An elegant device powers many successful horror films: What if one’s symbolic fears are realized in a highly literal fashion? Such a maneuver grounds the viewers of Leigh Janiak’s emotionally astute Honeymoon in a state of constant distress. Taking a route through the audience’s hearts in order satisfy their gut-level desire for thrills, the film begins as newlyweds Bea (Rose Leslie) and Paul (Harry Treadaway) arrive at the bride’s cabin in the Canadian wilderness.
A marital rapport between the two performers is quickly demonstrated: Like real-life couples, these two demonstrate their own rhythms of speech, their shorthand, their familiarity with one another. Naturally, it’s only a matter of time until their idyll is shattered; after Paul finds Bea naked in the woods one night, in a trance, her behavior becomes increasingly strange. First she burns French toast without realizing it; next she’s speaking oddly, using phrases like “take a sleep”; soon he catches her rehearsing excuses to avoid sex.

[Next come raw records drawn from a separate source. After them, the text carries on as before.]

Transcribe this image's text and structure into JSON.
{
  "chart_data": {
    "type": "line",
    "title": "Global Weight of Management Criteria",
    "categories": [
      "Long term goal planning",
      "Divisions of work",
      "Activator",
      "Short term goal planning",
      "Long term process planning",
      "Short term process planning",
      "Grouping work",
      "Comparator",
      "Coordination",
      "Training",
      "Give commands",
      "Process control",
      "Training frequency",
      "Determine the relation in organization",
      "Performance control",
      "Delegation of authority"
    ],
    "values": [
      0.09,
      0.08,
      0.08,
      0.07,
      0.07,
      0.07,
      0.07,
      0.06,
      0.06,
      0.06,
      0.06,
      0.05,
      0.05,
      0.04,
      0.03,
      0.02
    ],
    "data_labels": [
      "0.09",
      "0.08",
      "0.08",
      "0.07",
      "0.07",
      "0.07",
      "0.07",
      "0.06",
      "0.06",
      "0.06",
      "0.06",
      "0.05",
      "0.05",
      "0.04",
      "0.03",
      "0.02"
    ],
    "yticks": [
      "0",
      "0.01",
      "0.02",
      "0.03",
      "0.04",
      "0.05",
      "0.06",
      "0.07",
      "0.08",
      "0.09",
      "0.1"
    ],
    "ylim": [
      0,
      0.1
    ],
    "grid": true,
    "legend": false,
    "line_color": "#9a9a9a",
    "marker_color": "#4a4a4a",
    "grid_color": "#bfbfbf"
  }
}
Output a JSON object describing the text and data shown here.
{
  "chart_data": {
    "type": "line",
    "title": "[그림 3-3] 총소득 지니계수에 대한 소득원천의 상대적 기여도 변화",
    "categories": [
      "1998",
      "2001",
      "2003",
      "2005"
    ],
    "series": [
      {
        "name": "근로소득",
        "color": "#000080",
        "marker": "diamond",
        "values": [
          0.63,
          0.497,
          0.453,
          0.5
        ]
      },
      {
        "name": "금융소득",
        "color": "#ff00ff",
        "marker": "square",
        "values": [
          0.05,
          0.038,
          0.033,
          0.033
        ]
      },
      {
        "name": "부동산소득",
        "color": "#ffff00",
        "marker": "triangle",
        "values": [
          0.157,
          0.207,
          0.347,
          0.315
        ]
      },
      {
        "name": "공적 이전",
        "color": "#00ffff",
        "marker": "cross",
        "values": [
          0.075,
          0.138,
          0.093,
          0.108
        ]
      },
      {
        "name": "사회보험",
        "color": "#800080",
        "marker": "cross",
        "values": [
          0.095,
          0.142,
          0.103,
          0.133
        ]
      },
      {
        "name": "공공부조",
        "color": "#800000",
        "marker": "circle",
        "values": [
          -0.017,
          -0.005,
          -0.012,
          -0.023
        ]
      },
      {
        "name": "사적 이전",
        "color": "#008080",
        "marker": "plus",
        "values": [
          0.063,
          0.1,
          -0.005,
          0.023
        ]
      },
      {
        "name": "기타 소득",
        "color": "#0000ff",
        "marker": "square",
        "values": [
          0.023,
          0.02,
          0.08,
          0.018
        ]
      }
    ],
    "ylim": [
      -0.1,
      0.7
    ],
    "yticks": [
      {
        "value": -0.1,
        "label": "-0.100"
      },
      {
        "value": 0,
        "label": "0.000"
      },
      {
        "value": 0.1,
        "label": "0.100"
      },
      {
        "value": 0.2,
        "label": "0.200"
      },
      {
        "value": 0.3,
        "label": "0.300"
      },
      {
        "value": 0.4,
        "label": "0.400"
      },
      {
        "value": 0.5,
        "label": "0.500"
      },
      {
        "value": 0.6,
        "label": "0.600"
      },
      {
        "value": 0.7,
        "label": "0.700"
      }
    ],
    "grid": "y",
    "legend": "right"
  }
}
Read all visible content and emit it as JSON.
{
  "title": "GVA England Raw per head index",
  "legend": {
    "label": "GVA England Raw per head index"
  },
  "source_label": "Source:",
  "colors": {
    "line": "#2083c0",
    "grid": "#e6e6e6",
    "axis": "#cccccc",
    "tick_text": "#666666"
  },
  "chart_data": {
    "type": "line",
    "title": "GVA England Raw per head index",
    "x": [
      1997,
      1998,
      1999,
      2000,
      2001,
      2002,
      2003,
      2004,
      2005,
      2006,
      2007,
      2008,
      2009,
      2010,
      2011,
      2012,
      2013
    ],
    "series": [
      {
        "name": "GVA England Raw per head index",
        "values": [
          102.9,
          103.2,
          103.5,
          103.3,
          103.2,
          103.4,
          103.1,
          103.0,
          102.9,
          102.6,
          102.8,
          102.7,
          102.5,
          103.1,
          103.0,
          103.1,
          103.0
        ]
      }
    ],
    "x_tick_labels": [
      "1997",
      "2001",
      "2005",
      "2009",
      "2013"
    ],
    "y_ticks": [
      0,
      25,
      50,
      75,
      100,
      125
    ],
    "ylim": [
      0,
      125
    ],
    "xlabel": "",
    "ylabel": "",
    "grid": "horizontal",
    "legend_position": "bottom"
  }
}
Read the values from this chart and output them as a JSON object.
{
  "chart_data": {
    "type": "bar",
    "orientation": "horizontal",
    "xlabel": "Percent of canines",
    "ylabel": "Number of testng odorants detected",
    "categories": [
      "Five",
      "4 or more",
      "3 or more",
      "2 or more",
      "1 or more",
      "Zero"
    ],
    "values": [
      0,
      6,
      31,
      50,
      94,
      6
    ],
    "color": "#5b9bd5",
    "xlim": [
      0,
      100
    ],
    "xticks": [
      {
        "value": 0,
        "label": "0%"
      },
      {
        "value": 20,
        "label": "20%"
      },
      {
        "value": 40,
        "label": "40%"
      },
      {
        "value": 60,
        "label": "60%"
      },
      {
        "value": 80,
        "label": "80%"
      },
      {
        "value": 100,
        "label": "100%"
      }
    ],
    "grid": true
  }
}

Honeymoon adeptly takes an extremely relatable, powerful fear — that the person you’ve chosen to spend the rest of your life with may turn into someone else, someone who doesn’t love you — and renders that fear extremely literally.
While its ending descends into standard horror tropes that fail to completely satisfy its promise, the film nevertheless achieves emotional resonance due to how effectively it joins its source of horror with the stuff of everyday human anxieties.